Carey writes about the birth of the Internet and distance learning almost as well as Walter Isaacson did in his recent book, “The Innovators.” Carey understands the digital revolution because his father was involved in the early stages of the development of the Internet.

He explains how a Stanford professor started this disruption almost by accident. He was a professor at Stanford but he also was involved with the entrepreneurial businesses that are part of the Stanford community. Like many prestigious universities Stanford was enthusiastic about offering its best courses online but was adamant about not giving credit for attending these courses.

But the administration must have been fundraising because it was asleep at the switch when the professor offered credit for passing the tests at the end of the course for all students whether registered at Stanford or not. When the university found out, it laid down the law – withdraw credit or else. Unfortunately threats didn’t faze a professor making more money in business than he was teaching. He quit the university. Other teachers followed his lead and now there are similar movements on college campuses and off.

If you go to websites like Udacity and Coursera you will see how far those distance-learning courses for credit have come. For something a little simpler and not for credit, go to Kahn Academy’s website.

But what about campus life? Students learn just as much from other students as they learn from their teachers. They need something more than websites.

Carey suggests the future of higher education might be similar to what has been done at the recently formed University of Minnesota Rochester in association with the Mayo Clinic.

Instead of spending billions of dollars to build another hybrid university, … [it] rented cheap space in an abandoned mall … for offices and classrooms. It leased a few floors in a nearby apartment building for students to live in and memberships at the YMCA for exercise. It re-created … a traditional campus library where students sit … with their laptops and left out the other 95 percent of the building, including the books.
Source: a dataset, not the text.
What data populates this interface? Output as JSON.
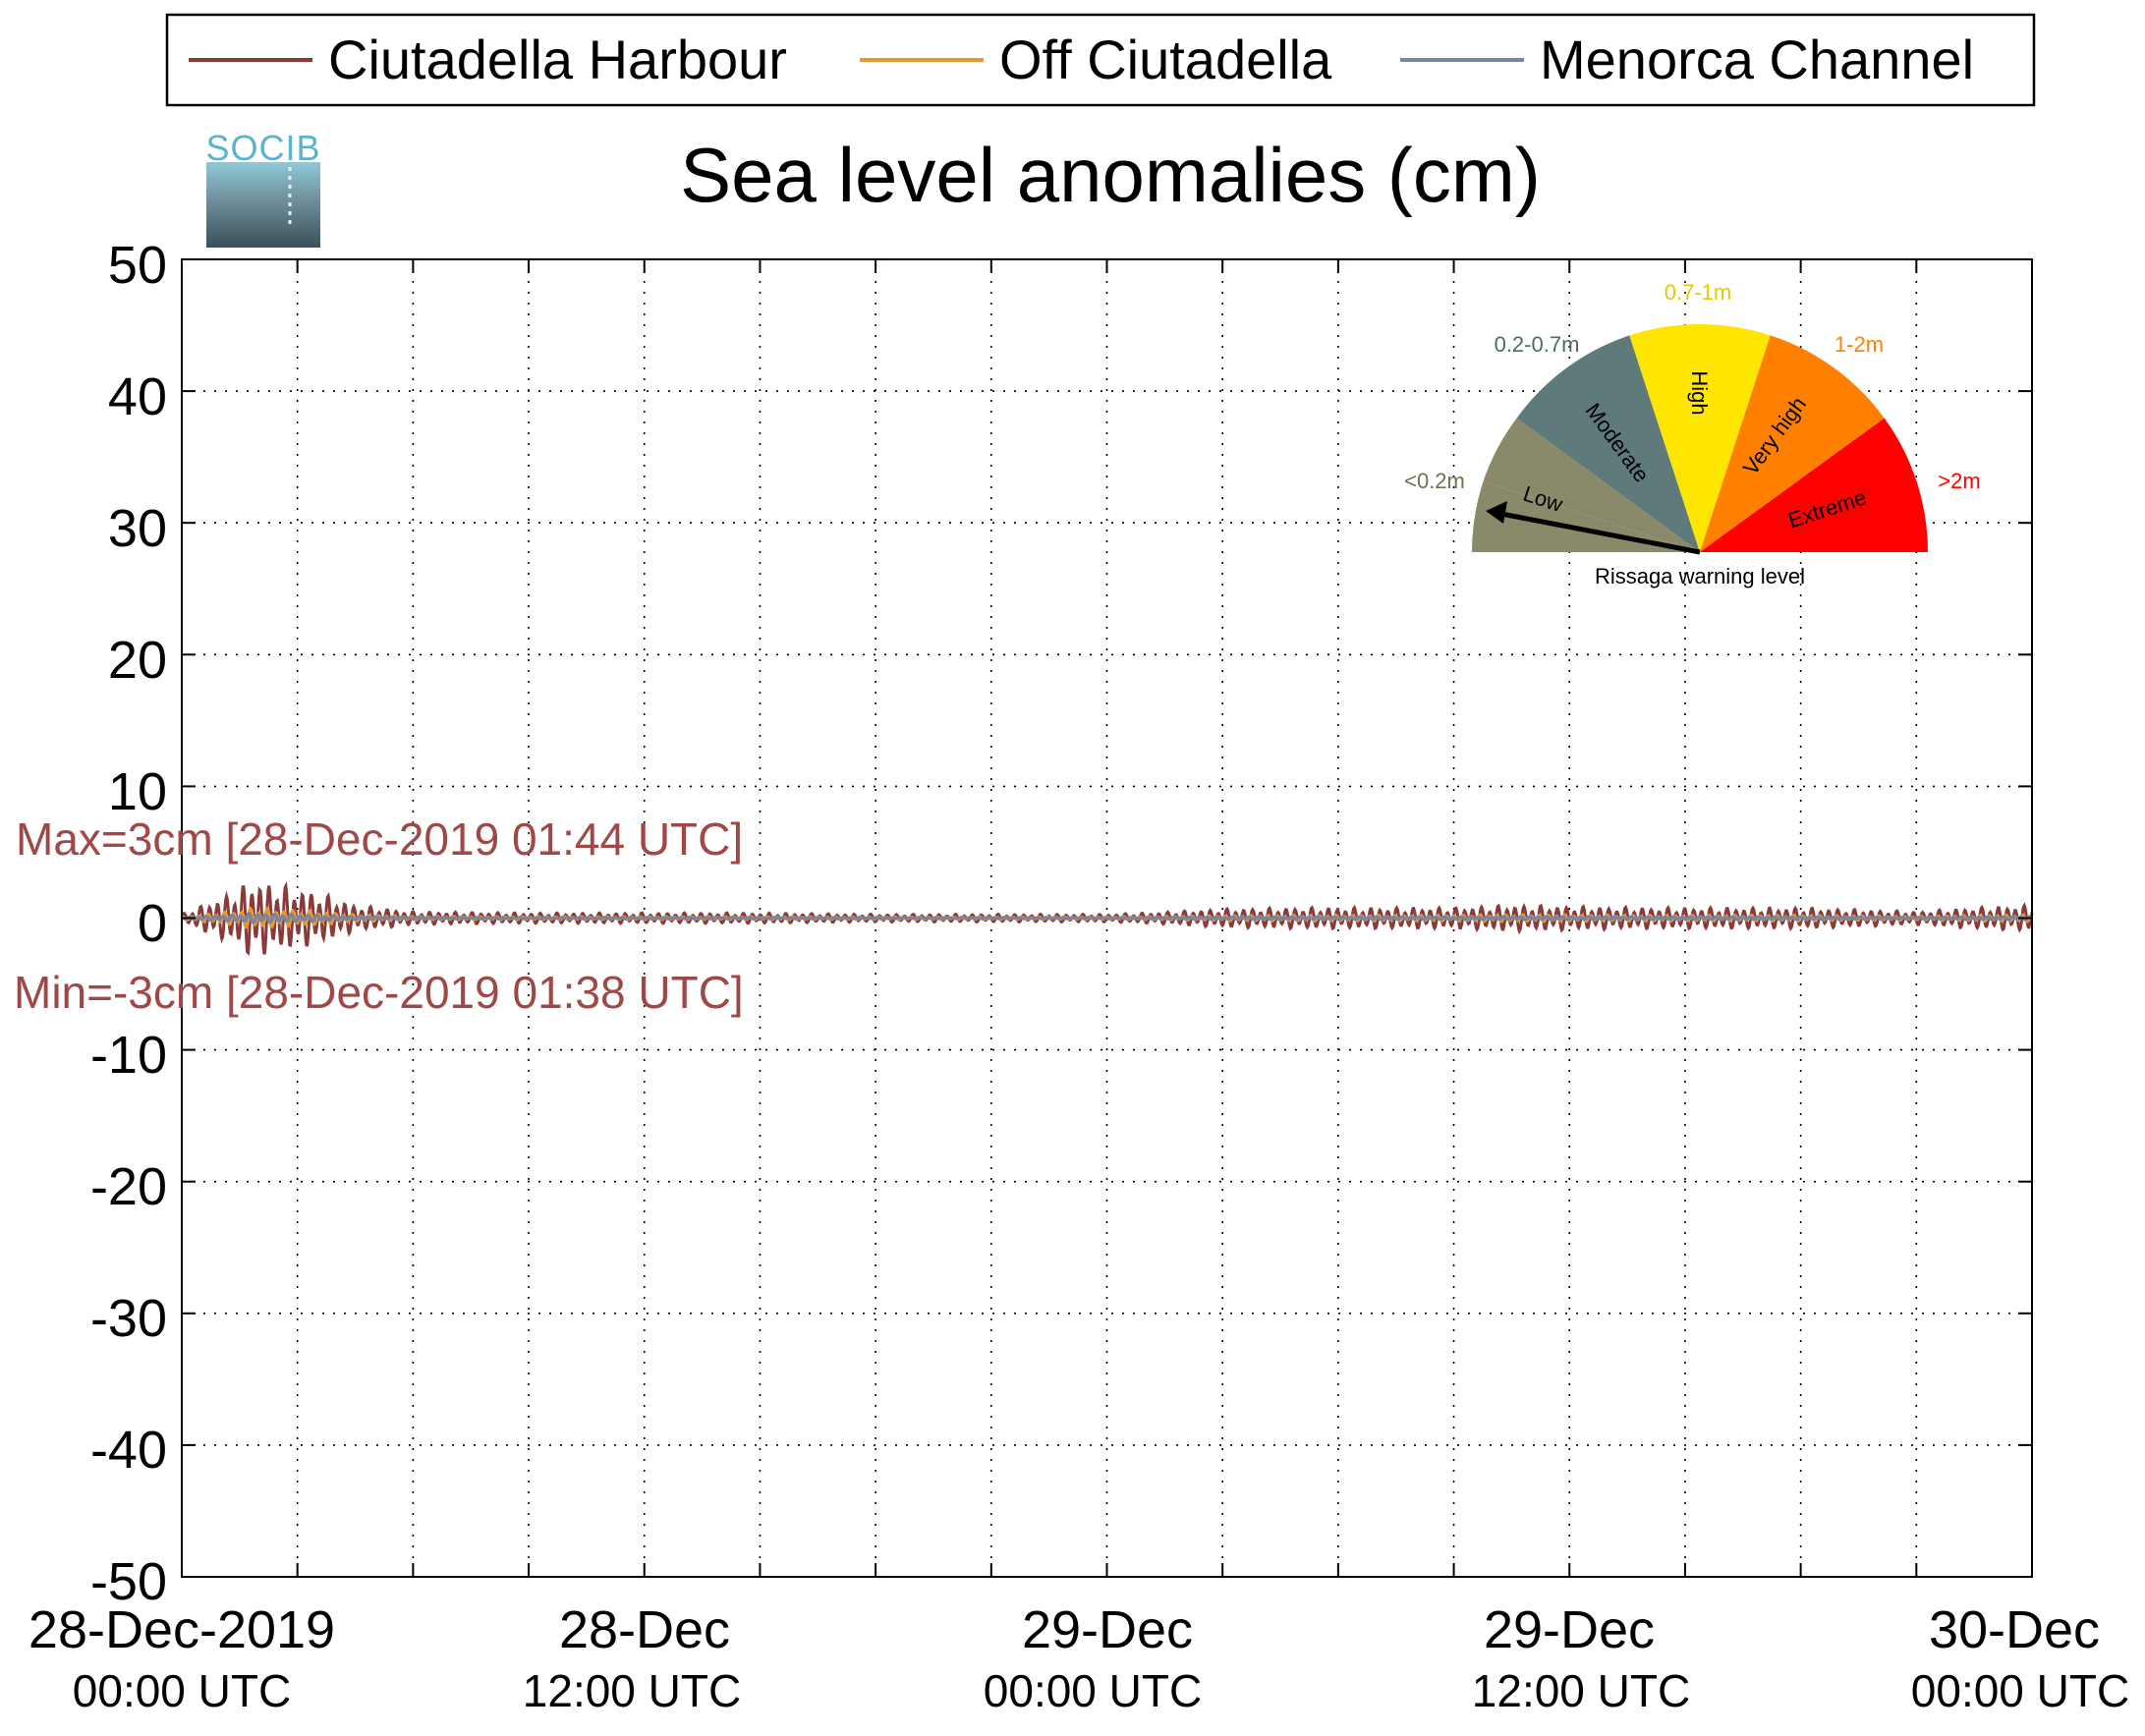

“Instead of hundreds of degree programs, the university offered … a bachelor of science in health sciences and one in health professions … Students take a defined curriculum for the first two years. The professors charged with teaching chemistry, biology, statistics, philosophy and creative writing coordinate their courses … so the various concepts interlock … There are no lecture halls … the classrooms [hold] thirty people at most … [The] tuition is $13,000 per student [no books or no extra dorm fees – the real money-maker for colleges] plus a fraction of what the state spends [on] traditional institutions.”

Unless colleges and universities make radical changes, Carey predicts they will be replaced by online learning websites in conjunction with learning campuses that don’t need professional sports to fund their school’s coffers or rich alumni to build new buildings. These new learning places will connect serious students to real teachers, not teacher assistants or scholars who hardly know the language they are lecturing in.

All the buzz about “no student left behind” and getting rid of bad teachers and teaching more math and science in the existing hybrid systems will be a distant memory.

The graduate schools can go on being whatever they want but they shouldn’t pretend to educate college-age kids when they don’t. Of course if they follow the advice of William James, Jacques Barzun and Robert Maynard Hutchins, they will survive and prosper. But cutting off major sources of revenue has never been a good business model.

To a former high school teacher who saw the college race cast its baleful influence over my courses increasingly year after year with their SAT and AP requirements (which I tried to ignore) and their insatiable thirst for students spreading themselves too thin, this book is sweet revenge.

William L. Morris is a former private secondary school teacher and a frequent Buffalo News book reviewer.